Akhmetov, Nizametdin was born in 1948.
Muslim. One of the longest serving prisoners of conscience in the Soviet Union. Spent 18 years in labour camps and mental hospitals. One of the activists in the Crimean Tartars movement for their return to the Crimea, their ancestral homeland, from which they were deported by Stalin in 1944.
First conflict with the authorities, 1966. Sentenced to 2 years imprisonment. Not released after having served his term.
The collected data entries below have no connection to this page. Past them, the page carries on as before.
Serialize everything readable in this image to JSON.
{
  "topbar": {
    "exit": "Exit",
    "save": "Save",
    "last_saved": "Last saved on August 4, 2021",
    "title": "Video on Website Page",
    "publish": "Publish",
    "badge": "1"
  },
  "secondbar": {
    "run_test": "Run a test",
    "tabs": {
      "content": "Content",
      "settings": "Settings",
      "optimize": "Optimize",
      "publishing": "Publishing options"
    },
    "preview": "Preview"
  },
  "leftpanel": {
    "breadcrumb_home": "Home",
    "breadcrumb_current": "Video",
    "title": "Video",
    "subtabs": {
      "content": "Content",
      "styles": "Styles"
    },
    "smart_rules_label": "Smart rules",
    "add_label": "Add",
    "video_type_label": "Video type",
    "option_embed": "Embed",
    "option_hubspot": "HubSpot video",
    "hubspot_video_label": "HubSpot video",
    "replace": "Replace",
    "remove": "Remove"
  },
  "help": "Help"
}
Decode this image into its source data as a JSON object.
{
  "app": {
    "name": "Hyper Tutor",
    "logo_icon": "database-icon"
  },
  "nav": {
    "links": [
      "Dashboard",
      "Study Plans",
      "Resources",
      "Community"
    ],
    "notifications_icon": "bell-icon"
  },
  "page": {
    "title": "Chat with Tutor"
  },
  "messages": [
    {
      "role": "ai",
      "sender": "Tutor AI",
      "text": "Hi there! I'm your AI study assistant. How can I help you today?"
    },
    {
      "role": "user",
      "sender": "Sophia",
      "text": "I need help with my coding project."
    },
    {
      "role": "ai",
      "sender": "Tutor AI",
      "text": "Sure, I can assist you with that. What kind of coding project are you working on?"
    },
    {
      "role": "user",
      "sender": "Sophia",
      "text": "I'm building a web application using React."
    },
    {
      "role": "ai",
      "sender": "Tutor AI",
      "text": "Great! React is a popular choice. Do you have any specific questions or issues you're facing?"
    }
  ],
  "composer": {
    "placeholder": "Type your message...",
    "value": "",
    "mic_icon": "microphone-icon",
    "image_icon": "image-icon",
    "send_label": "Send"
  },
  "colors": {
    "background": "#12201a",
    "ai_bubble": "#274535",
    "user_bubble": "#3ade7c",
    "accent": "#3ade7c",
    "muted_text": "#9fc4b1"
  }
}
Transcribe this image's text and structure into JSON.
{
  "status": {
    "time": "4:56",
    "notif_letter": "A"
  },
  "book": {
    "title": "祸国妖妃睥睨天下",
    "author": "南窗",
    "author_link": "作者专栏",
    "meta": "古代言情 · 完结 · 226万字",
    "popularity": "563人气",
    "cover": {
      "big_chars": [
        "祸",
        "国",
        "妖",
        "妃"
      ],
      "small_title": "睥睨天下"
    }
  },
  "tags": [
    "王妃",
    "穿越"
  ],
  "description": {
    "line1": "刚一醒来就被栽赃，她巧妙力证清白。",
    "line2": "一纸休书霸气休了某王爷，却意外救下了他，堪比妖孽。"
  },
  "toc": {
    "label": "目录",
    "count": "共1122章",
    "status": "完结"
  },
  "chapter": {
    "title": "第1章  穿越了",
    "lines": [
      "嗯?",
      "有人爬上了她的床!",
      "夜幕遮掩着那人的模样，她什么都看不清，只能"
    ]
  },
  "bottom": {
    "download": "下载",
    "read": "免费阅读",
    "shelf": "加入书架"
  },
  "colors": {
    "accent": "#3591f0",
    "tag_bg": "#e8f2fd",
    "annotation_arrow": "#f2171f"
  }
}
Put in solitary confinement and given another 7 years for anti-Soviet agitation to be followed by another 5 years in exile. In prison protested with other prisoners about the appalling conditions. Sentenced to 5 more years for having written on his cell wall 'The USSR is a Prison of the Peoples’.
In 1979 a letter from him was published in West Germany. Became a celebrated international case (see Bernard Levin, 'Two Men Under Tyranny’, printed in The Times, 1987). Another letter from him was smuggled to the Madrid sessions of the Helsinki Conference.
Severely beaten up in prison. Sent to a psychiatric hospital in Kazakhstan, later moved to another such hospital in Cheliabinsk in the Urals. Following international pressure released in July 1987.
Received permission to go for medical treatment to West Germany.